Adversarial benchmarks validate model abilities by providing samples that
fool models but not humans. However, despite the proliferation of datasets that
claim to be adversarial, there does not exist an established metric to evaluate
how adversarial these datasets are. To address this lacuna, we introduce
ADVSCORE, a metric which quantifies how adversarial and discriminative an
adversarial dataset is and exposes the features that make data adversarial. We
then use ADVSCORE to underpin a dataset creation pipeline that incentivizes
writing a high-quality adversarial dataset. As a proof of concept, we use
ADVSCORE to collect an adversarial question answering (QA) dataset, ADVQA, from
our pipeline. The high-quality questions in ADVQA surpasses three adversarial
benchmarks across domains at fooling several models but not humans. We validate
our result based on difficulty estimates from 9,347 human responses on four
datasets and predictions from three models.

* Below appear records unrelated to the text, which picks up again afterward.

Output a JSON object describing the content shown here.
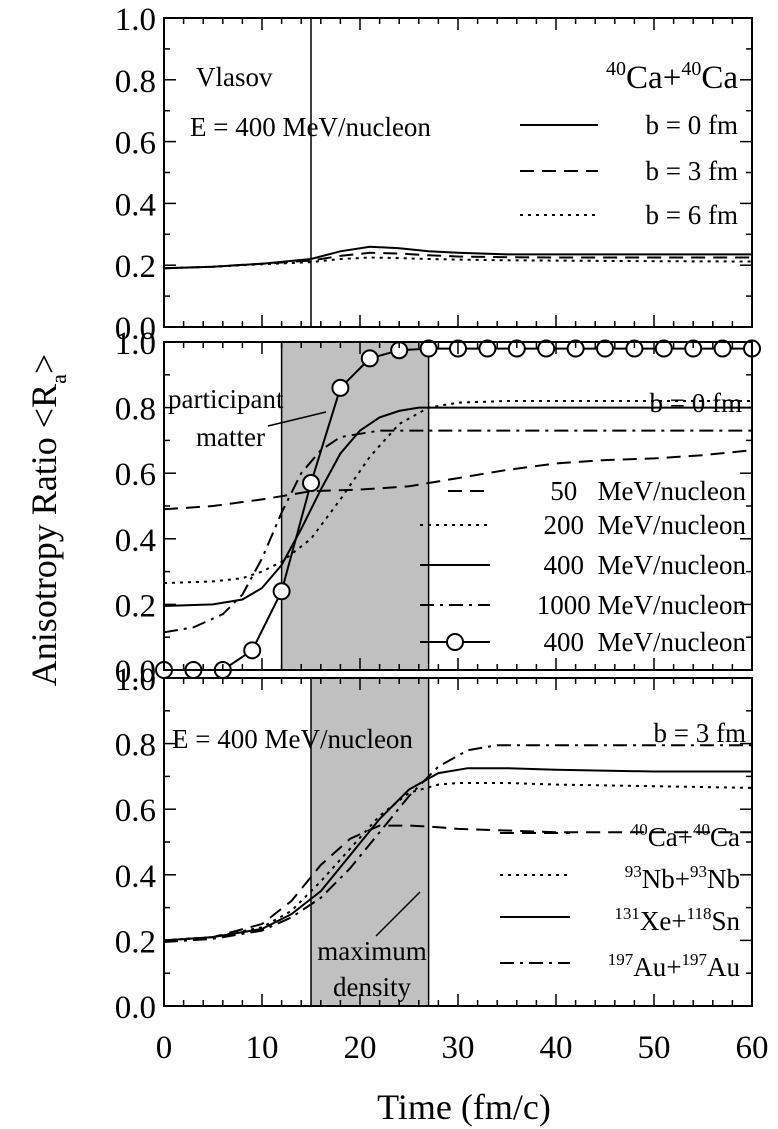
{
  "figure": {
    "xlabel": "Time (fm/c)",
    "ylabel": "Anisotropy Ratio <R",
    "ylabel_sub": "a",
    "ylabel_close": ">",
    "x_tick_labels": [
      "0",
      "10",
      "20",
      "30",
      "40",
      "50",
      "60"
    ],
    "y_tick_labels": [
      "0.0",
      "0.2",
      "0.4",
      "0.6",
      "0.8",
      "1.0"
    ]
  },
  "chart_data": [
    {
      "type": "line",
      "xlim": [
        0,
        60
      ],
      "ylim": [
        0,
        1
      ],
      "xlabel": "Time (fm/c)",
      "ylabel": "Anisotropy Ratio <Ra>",
      "annotations": {
        "model": "Vlasov",
        "energy": "E = 400 MeV/nucleon",
        "system_mass_left": "40",
        "system_left": "Ca+",
        "system_mass_right": "40",
        "system_right": "Ca"
      },
      "vline_x": 15,
      "series": [
        {
          "name": "b = 0 fm",
          "style": "solid",
          "x": [
            0,
            5,
            10,
            15,
            18,
            21,
            24,
            27,
            30,
            35,
            40,
            50,
            60
          ],
          "y": [
            0.19,
            0.195,
            0.205,
            0.22,
            0.245,
            0.26,
            0.255,
            0.245,
            0.24,
            0.235,
            0.235,
            0.235,
            0.235
          ]
        },
        {
          "name": "b = 3 fm",
          "style": "dashed",
          "x": [
            0,
            5,
            10,
            15,
            18,
            21,
            24,
            27,
            30,
            35,
            40,
            50,
            60
          ],
          "y": [
            0.19,
            0.195,
            0.205,
            0.215,
            0.23,
            0.24,
            0.238,
            0.232,
            0.228,
            0.226,
            0.225,
            0.225,
            0.225
          ]
        },
        {
          "name": "b = 6 fm",
          "style": "dotted",
          "x": [
            0,
            5,
            10,
            15,
            18,
            21,
            24,
            27,
            30,
            35,
            40,
            50,
            60
          ],
          "y": [
            0.19,
            0.195,
            0.203,
            0.21,
            0.22,
            0.225,
            0.223,
            0.22,
            0.218,
            0.216,
            0.215,
            0.213,
            0.212
          ]
        }
      ]
    },
    {
      "type": "line",
      "xlim": [
        0,
        60
      ],
      "ylim": [
        0,
        1
      ],
      "annotations": {
        "impact": "b = 0 fm",
        "label_line1": "participant",
        "label_line2": "matter"
      },
      "shaded_x": [
        12,
        27
      ],
      "series": [
        {
          "name": "50   MeV/nucleon",
          "style": "dashed",
          "x": [
            0,
            5,
            10,
            12,
            15,
            20,
            25,
            30,
            35,
            40,
            45,
            50,
            55,
            60
          ],
          "y": [
            0.49,
            0.5,
            0.52,
            0.53,
            0.545,
            0.55,
            0.56,
            0.585,
            0.61,
            0.63,
            0.64,
            0.645,
            0.655,
            0.67
          ]
        },
        {
          "name": "200  MeV/nucleon",
          "style": "dotted",
          "x": [
            0,
            5,
            8,
            10,
            12,
            15,
            18,
            21,
            24,
            27,
            30,
            35,
            40,
            50,
            60
          ],
          "y": [
            0.265,
            0.27,
            0.28,
            0.3,
            0.33,
            0.4,
            0.52,
            0.65,
            0.75,
            0.8,
            0.815,
            0.82,
            0.82,
            0.82,
            0.82
          ]
        },
        {
          "name": "400  MeV/nucleon",
          "style": "solid",
          "x": [
            0,
            5,
            8,
            10,
            12,
            14,
            16,
            18,
            20,
            22,
            24,
            26,
            28,
            30,
            40,
            50,
            60
          ],
          "y": [
            0.195,
            0.2,
            0.215,
            0.25,
            0.32,
            0.43,
            0.55,
            0.66,
            0.73,
            0.77,
            0.79,
            0.8,
            0.8,
            0.8,
            0.8,
            0.8,
            0.8
          ]
        },
        {
          "name": "1000 MeV/nucleon",
          "style": "dashdot",
          "x": [
            0,
            3,
            6,
            8,
            10,
            12,
            14,
            16,
            18,
            20,
            22,
            25,
            30,
            40,
            50,
            60
          ],
          "y": [
            0.115,
            0.13,
            0.17,
            0.23,
            0.34,
            0.48,
            0.6,
            0.67,
            0.71,
            0.72,
            0.73,
            0.73,
            0.73,
            0.73,
            0.73,
            0.73
          ]
        },
        {
          "name": "400  MeV/nucleon",
          "style": "solid-circles",
          "x": [
            0,
            3,
            6,
            9,
            12,
            15,
            18,
            21,
            24,
            27,
            30,
            33,
            36,
            39,
            42,
            45,
            48,
            51,
            54,
            57,
            60
          ],
          "y": [
            0.0,
            0.0,
            0.0,
            0.06,
            0.24,
            0.57,
            0.86,
            0.95,
            0.975,
            0.98,
            0.98,
            0.98,
            0.98,
            0.98,
            0.98,
            0.98,
            0.98,
            0.98,
            0.98,
            0.98,
            0.98
          ]
        }
      ]
    },
    {
      "type": "line",
      "xlim": [
        0,
        60
      ],
      "ylim": [
        0,
        1
      ],
      "annotations": {
        "energy": "E = 400 MeV/nucleon",
        "impact": "b = 3 fm",
        "label_line1": "maximum",
        "label_line2": "density"
      },
      "shaded_x": [
        15,
        27
      ],
      "series": [
        {
          "name_mass_a": "40",
          "name_a": "Ca+",
          "name_mass_b": "40",
          "name_b": "Ca",
          "style": "dashed",
          "x": [
            0,
            5,
            10,
            13,
            16,
            19,
            22,
            25,
            28,
            30,
            35,
            40,
            50,
            60
          ],
          "y": [
            0.2,
            0.21,
            0.25,
            0.32,
            0.43,
            0.51,
            0.55,
            0.55,
            0.545,
            0.54,
            0.535,
            0.53,
            0.53,
            0.53
          ]
        },
        {
          "name_mass_a": "93",
          "name_a": "Nb+",
          "name_mass_b": "93",
          "name_b": "Nb",
          "style": "dotted",
          "x": [
            0,
            5,
            10,
            13,
            16,
            19,
            22,
            25,
            28,
            30,
            35,
            40,
            50,
            60
          ],
          "y": [
            0.2,
            0.21,
            0.24,
            0.29,
            0.38,
            0.48,
            0.58,
            0.65,
            0.675,
            0.68,
            0.68,
            0.675,
            0.67,
            0.665
          ]
        },
        {
          "name_mass_a": "131",
          "name_a": "Xe+",
          "name_mass_b": "118",
          "name_b": "Sn",
          "style": "solid",
          "x": [
            0,
            5,
            10,
            13,
            16,
            19,
            22,
            25,
            28,
            31,
            35,
            40,
            50,
            60
          ],
          "y": [
            0.2,
            0.21,
            0.235,
            0.28,
            0.35,
            0.46,
            0.57,
            0.66,
            0.71,
            0.725,
            0.725,
            0.72,
            0.715,
            0.715
          ]
        },
        {
          "name_mass_a": "197",
          "name_a": "Au+",
          "name_mass_b": "197",
          "name_b": "Au",
          "style": "dashdot",
          "x": [
            0,
            5,
            10,
            13,
            16,
            19,
            22,
            25,
            28,
            31,
            34,
            37,
            40,
            50,
            60
          ],
          "y": [
            0.195,
            0.205,
            0.23,
            0.27,
            0.33,
            0.42,
            0.53,
            0.64,
            0.73,
            0.78,
            0.795,
            0.795,
            0.795,
            0.795,
            0.795
          ]
        }
      ]
    }
  ]
}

Moreover, ADVSCORE uncovers which
adversarial tactics used by human writers fool models (e.g., GPT-4) but not
humans. Through ADVSCORE and its analyses, we offer guidance on revealing
language model vulnerabilities and producing reliable adversarial examples.

通过 ADVSCORE 量化和揭示数据集的对抗特征，同时使用 ADVSCORE 评估高质量对抗数据集，验证其在愚弄模型而不愚弄人类方面的能力，并揭示人类写作所使用的愚弄模型而不愚弄人类的对抗策略，从而指导揭示语言模型的弱点和生成可靠的对抗样本。